"'As I'm sayin', when Dan lams loose them thick head questions, I'm a renowned shot, an' my weakness is huntin' b'ars. I finds 'em an' kills 'em that easy, I thinks thar's nothin' in the world but b'ars. An' when I ain't huntin' b'ars, I'm layin' for deer; an' when I ain't layin' for deer, I'm squawkin' turkeys; an' when I ain't squawkin' turkeys, I'm out nights with a passel of misfit dogs I harbors, a shakin' up the scenery for raccoons. Altogether, I'm some busy as you-all may well infer.
"'One night I'm coon huntin'. The dogs trees over on Rapid Run. When I arrives, the whole pack is cirkled 'round the base of a big beech, singin'; my old Andrew Jackson dog leadin' the choir with the air, an' my Thomas Benton dog growlin' bass, while the others warbles what parts they will, indiscrim'nate.
"'Nacherally, the dogs can't climb the tree none, an' I has to make that play myse'f. I lays down my gun, an' shucks my belts an' knife, an' goes swarmin' up the beech. It's shorely a teedious enterprise, an' some rough besides. That beech seems as full of spikes an' thorns as a honey locust—its a sort o' porkypine of a tree.

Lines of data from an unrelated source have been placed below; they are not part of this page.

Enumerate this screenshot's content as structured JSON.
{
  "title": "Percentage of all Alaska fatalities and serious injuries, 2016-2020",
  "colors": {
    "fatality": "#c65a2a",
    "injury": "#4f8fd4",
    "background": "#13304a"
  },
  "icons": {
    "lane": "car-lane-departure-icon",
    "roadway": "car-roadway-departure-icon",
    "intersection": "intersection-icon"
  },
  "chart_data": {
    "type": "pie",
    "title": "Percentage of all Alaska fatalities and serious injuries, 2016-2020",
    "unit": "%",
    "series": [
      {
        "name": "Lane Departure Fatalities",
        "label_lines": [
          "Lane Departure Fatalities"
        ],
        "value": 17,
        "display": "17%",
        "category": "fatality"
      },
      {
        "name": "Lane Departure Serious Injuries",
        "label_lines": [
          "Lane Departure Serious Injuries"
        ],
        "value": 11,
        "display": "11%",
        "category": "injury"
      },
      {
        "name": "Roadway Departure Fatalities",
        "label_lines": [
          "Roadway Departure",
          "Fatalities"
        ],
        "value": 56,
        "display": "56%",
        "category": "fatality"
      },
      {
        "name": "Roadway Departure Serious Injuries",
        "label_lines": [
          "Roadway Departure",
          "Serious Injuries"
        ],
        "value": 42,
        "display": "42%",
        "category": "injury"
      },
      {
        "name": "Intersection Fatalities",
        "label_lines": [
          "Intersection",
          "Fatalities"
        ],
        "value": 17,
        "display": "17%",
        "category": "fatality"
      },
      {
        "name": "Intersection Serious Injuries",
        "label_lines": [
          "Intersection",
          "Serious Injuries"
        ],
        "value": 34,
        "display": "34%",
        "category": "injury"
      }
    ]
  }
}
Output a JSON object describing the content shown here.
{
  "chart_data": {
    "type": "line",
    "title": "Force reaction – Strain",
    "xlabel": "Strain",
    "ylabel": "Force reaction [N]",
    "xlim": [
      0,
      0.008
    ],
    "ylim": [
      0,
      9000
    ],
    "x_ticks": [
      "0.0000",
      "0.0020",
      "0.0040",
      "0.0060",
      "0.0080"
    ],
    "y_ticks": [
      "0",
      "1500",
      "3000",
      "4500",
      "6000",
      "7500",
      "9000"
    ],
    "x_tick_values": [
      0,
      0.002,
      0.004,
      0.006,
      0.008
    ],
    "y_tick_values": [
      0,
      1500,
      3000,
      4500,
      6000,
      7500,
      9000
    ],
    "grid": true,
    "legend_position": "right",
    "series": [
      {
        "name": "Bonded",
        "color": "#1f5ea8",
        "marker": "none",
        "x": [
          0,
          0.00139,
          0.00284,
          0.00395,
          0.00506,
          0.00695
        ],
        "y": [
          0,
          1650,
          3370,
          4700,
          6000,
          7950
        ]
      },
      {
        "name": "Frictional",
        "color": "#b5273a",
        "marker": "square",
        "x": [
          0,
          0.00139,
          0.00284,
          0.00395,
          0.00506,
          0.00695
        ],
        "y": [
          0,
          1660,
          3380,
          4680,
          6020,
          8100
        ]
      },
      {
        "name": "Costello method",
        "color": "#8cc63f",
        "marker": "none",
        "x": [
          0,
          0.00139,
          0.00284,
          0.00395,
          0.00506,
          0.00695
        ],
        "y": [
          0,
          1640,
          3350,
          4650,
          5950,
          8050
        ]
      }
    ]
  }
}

"'Which I works my lacerated way into the lower branches, an' then, glances up ag'in the firmaments to locate the coon. He ain't vis'ble none; he's higher up an' the leaves an' bresh hides him. I goes on till I'm twenty foot from the ground; then I looks up ag'in,
"'Gents, it ain't no coon; it's a b'ar, black as paint an' as big as a baggage wagon. He ain't two foot above me too; an' the sight of him, settin' thar like a black bale of cotton, an' his nearness, an' partic'larly a few terse remarks he lets drop, comes mighty clost to astonishin' me to death. I thinks of my gun; an' then I lets go all bolts to go an' get it. Shore, I falls outen the tree; thar ain't no time to descend slow an' dignified.
"'As I comes crashin' along through them beech boughs, it inculcates a misonderstandin' among the dogs. Andrew Jackson, Thomas Benton an' the others is convoked about that tree on a purely coon theery. They expects me to knock the coon down to 'em. They shorely do not expect me to come tumblin' none myse'f. It tharfore befalls that when I makes my deboo among 'em, them canines, blinded an' besotted as I say with thoughts of coon, prounces upon me in a body. Every dog rends off a speciment of me. They don't bite twice; they perceives by the taste that it ain't no coon an' desists.
"'Which I don't reckon their worryin' me would have become a continyoous performance nohow; for me an' the dogs is hardly tangled up that a-way, when we're interfered with by the b'ar. Looks like the example I sets is infectious; for when I lets go, the b'ar lets go; an' I hardly hits the ground an' becomes the ragin' center of interest to Andrew Jackson, Thomas Benton an' them others, when the b'ar is down on all of us like the old Cumberland on a sandbar doorin' a spring rise. I shore regyards his advent that a-way as the day of jedgment.
"'No, we don't corral him. The b'ar simply r'ars back long enough to put Andrew Jackson an' Thomas Benton into mournin', an' then goes scuttlin' off through the bushes like the grace of heaven through a camp-meetin'. As for myse'f, I lays thar; an' what between dog an' b'ar an' the fall I gets, I'm as completely a thing of the past as ever finds refooge in that strip of timber. As near as I makes out by feelin' of myse'f, I ain't fit to make gourds out of. Of course, she's a mistake on the part of the dogs, an' plumb accidental as far as the b'ar's concerned; but it shore crumples me up as entirely as if this yere outfit of anamiles plots the play for a month.
"'With the last flicker of my failin' strength, I crawls to my old gent's teepee an' is took in. An' you shore should have heard the language of that household when they sees the full an' awful extent them dogs an' that b'ar lays me waste. Which I'm layed up eight weeks.
"'My old gent goes grumblin' off in the mornin', an' rounds up old Aunt Tilly Hawks to nurse me. Old Aunt Tilly lives over on the Painted Post, an' is plumb learned in yarbs an' sech as Injun turnips, opydeldock, live-forever, skoke-berry roots, jinson an' whitewood bark. An' so they ropes up Aunt Tilly Hawks an' tells her to ride herd on my wounds an' dislocations.